İHSAN KALKAVAN- O lafı diyemez. Ona onun gücü yetmez.

HÜLYA OKUR- 2005 yılında Güney Kore'de yaptırdığınız 165 bin tonluk tanker gemisini teslim alıp, Pekin'e geçmiş,sonra karayolu ile yapmak istediğiniz "İpek Yolu" gezisinde talihsiz bir kaza geçirmiştiniz. Bundan önce 14 Temmuz 2004 tarihinde 10 metrelik Afra adlı tekneyle denizlere açılmıştınız. Kendinizi farklılıkların zamanla farklı olmayana dönüştüğünü anladığınız zaman bir maceranın daha sonudur diyip başka bir macera başlatan kimse olarak görüyor musunuz?

İHSAN KALKAVAN- Biri yıllardan beri, idealim olan dünya turunu gerçekleşmekti. O mümkün olmadı, Cebeli Tarık’tan döndük. Ondan sonra Kore’den aynı parkuru, 3 ay içerisinde karadan yaparak, rekor kırmak istedim. Denizden ve karadan bir güzergah takip edip, böyle bir seyahati gerçekleştirmek istedim. Denizden olan bölümünü geldim. Karadan olanı gelemedim.

HÜLYA OKUR- Tekne turuna çıkarken Reha Muhtara, "Herkes bu kadar zengin adam 10 metrelik tekneyle mi dünya turuna çıkar' diye soruyor.
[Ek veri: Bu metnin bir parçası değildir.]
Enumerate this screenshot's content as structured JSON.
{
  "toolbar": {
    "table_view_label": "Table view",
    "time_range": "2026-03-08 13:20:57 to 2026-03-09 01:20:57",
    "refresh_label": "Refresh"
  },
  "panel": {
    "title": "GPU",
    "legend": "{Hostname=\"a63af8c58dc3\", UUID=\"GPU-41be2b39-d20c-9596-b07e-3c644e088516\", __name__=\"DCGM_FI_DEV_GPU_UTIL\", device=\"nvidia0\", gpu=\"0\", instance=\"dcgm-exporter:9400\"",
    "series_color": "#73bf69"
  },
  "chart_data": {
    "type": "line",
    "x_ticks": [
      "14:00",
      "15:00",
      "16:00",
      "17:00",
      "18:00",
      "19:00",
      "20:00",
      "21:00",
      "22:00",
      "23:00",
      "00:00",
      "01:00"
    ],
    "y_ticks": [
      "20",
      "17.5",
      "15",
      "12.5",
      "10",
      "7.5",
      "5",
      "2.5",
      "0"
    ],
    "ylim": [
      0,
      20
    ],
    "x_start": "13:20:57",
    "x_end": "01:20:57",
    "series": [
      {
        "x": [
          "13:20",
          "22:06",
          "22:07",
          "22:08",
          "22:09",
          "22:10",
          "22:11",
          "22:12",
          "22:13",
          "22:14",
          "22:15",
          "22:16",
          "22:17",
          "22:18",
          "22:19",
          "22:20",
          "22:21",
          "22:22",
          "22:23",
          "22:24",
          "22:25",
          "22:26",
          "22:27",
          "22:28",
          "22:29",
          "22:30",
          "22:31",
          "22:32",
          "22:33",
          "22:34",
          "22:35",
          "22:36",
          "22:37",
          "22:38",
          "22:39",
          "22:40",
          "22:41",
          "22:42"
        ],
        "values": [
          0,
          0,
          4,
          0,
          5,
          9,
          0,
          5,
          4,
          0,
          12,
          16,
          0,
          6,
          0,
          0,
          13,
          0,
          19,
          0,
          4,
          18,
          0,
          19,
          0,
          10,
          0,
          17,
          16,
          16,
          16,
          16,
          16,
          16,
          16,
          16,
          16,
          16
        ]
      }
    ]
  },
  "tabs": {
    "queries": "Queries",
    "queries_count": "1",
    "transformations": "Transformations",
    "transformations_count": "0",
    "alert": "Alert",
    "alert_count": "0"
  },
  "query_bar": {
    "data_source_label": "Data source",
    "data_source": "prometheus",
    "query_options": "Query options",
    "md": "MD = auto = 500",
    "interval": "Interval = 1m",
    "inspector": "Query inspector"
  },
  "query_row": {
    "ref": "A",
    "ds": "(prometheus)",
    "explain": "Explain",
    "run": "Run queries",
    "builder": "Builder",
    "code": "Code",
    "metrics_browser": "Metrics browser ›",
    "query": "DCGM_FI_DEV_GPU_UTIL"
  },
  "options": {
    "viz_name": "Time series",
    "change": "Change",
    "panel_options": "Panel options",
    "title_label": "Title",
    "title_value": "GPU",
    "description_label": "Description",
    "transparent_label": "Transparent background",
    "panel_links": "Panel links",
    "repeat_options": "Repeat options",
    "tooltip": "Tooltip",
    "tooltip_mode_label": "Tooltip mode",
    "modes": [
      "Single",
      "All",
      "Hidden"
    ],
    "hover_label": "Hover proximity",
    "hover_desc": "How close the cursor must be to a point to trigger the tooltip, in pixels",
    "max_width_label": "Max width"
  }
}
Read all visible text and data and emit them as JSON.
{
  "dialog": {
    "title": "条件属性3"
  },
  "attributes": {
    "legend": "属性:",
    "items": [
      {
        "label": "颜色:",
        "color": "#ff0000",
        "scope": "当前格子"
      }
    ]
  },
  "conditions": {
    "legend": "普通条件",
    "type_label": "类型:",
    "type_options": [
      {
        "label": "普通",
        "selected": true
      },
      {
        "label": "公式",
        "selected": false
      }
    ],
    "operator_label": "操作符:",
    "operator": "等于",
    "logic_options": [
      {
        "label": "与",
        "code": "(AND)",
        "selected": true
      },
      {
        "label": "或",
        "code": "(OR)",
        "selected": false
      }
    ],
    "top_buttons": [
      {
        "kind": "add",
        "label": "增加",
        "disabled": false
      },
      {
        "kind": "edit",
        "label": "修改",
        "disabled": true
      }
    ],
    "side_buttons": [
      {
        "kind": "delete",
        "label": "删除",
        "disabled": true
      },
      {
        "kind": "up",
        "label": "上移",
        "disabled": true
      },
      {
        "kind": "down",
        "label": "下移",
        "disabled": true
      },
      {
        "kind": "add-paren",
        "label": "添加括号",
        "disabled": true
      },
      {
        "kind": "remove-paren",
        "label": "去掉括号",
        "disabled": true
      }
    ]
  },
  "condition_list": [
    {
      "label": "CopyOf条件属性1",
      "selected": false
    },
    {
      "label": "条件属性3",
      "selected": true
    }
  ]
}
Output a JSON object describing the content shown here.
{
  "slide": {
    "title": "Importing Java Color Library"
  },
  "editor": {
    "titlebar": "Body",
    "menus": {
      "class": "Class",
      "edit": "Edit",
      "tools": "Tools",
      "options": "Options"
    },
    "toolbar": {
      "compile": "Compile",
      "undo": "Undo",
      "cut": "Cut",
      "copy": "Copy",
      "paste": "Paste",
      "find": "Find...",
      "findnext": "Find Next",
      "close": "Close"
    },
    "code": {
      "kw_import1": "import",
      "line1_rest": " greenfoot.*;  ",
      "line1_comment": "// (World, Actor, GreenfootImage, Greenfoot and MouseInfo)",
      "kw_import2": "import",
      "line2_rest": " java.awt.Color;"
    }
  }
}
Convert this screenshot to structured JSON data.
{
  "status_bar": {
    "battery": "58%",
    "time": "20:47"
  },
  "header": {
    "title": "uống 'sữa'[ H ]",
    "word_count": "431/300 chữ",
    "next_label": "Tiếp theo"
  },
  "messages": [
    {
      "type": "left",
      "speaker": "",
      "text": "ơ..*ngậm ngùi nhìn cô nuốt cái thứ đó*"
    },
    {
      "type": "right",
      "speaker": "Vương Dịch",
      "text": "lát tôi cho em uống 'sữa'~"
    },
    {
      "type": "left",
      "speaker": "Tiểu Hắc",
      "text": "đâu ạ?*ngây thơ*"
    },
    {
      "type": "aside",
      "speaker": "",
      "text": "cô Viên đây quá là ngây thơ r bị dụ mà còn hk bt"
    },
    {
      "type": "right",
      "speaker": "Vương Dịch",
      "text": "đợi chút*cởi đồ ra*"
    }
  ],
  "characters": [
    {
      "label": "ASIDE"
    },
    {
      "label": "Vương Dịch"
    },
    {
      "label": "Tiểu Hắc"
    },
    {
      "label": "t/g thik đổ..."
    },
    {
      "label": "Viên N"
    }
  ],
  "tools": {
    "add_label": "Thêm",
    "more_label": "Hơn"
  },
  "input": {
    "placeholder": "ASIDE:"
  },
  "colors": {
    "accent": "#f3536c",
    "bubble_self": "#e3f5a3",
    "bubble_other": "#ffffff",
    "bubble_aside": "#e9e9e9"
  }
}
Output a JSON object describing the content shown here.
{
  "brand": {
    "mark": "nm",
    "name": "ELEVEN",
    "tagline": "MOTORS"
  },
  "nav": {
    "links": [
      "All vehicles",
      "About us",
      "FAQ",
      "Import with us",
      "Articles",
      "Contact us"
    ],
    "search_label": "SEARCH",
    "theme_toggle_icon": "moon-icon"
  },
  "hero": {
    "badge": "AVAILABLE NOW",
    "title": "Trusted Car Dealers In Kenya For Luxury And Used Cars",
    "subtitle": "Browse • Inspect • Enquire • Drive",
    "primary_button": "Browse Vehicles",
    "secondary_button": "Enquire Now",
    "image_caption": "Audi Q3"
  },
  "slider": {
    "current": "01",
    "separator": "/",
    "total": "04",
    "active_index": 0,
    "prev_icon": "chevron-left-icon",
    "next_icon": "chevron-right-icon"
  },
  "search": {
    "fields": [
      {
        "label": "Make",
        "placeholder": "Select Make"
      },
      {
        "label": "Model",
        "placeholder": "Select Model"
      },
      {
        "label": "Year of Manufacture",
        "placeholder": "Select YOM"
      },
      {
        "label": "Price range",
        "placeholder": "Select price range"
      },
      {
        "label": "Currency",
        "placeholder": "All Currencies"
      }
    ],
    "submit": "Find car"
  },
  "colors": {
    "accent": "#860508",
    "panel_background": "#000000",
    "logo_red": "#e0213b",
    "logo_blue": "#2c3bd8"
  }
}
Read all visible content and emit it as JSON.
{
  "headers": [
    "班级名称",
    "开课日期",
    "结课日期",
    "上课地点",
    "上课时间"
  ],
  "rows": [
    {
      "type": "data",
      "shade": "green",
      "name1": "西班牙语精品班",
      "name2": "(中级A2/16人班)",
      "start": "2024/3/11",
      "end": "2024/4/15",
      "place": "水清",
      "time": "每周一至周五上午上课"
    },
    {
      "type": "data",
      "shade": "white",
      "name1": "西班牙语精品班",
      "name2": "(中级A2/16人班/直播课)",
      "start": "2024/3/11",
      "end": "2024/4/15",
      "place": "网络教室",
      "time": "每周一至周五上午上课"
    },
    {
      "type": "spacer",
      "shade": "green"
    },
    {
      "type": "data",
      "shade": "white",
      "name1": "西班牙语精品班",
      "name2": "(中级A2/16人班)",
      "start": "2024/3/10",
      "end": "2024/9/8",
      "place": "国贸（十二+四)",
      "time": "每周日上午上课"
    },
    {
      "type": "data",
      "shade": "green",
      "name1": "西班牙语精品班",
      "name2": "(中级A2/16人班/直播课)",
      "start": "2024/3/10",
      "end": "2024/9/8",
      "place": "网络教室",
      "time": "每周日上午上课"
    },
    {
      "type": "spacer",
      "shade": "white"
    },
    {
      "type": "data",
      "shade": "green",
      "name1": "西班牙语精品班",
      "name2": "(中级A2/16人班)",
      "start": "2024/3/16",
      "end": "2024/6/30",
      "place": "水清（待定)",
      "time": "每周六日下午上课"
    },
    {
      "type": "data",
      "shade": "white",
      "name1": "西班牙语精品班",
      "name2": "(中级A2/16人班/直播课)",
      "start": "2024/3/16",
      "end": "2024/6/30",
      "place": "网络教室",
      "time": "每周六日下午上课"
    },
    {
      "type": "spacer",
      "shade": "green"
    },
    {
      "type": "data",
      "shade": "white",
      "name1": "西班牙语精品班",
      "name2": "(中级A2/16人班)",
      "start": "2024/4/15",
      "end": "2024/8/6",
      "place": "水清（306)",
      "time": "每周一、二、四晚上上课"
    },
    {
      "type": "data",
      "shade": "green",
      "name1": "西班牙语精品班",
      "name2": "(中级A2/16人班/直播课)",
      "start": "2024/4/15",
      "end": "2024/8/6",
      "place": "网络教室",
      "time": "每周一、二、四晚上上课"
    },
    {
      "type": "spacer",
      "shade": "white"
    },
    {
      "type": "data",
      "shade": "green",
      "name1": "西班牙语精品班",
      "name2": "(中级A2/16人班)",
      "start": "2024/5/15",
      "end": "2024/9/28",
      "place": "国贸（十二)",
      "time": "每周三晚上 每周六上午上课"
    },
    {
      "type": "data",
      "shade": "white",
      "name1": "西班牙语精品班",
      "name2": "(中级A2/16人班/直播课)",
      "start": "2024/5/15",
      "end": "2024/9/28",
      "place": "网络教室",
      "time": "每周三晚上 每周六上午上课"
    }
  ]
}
Oysa ben lüksten şatafattan nefsimi kontrol edebileceğimi kendime gösterebilmek için bu zorlu uğraşı seçtim" dediniz. "Yoksulluğa katlanmak ayıp değildir; ama ondan kurtulmayı bilmemek ayıptır." Diyerek mi bu geziyi yarıda bırakmıştınız?

İHSAN KALKAVAN- Hayır. Ben bu geziyle şunu ispat etmek istedim. 1981 model bir tekneydi. Çok ucuz, çok eski bir tekneyle de bir insan yani benim konumumda bir insan bunu yapıyorsa çok dar gelirli ve az imkanlara sahip kişilerde bu dünya turunu becerebilir. Ucuz bir tekne alarak. Onu özendirmek istedim. Nitekim tekneden yana bir derdim yok. O tekne yine bende. Ege’de. Onu çok severek kullanıyorum. Çok lüks teknelerimde var ama benim en çok sevdiğim tekne hala o tekne. Mesela Bodrum’da benim çok lüks, 27 metre bir falkon yatım var ama ben afra yani 10 metre olan küçük teknede kalıyorum. Öbüründe de misafirlerim olursa onları ağırlıyorum.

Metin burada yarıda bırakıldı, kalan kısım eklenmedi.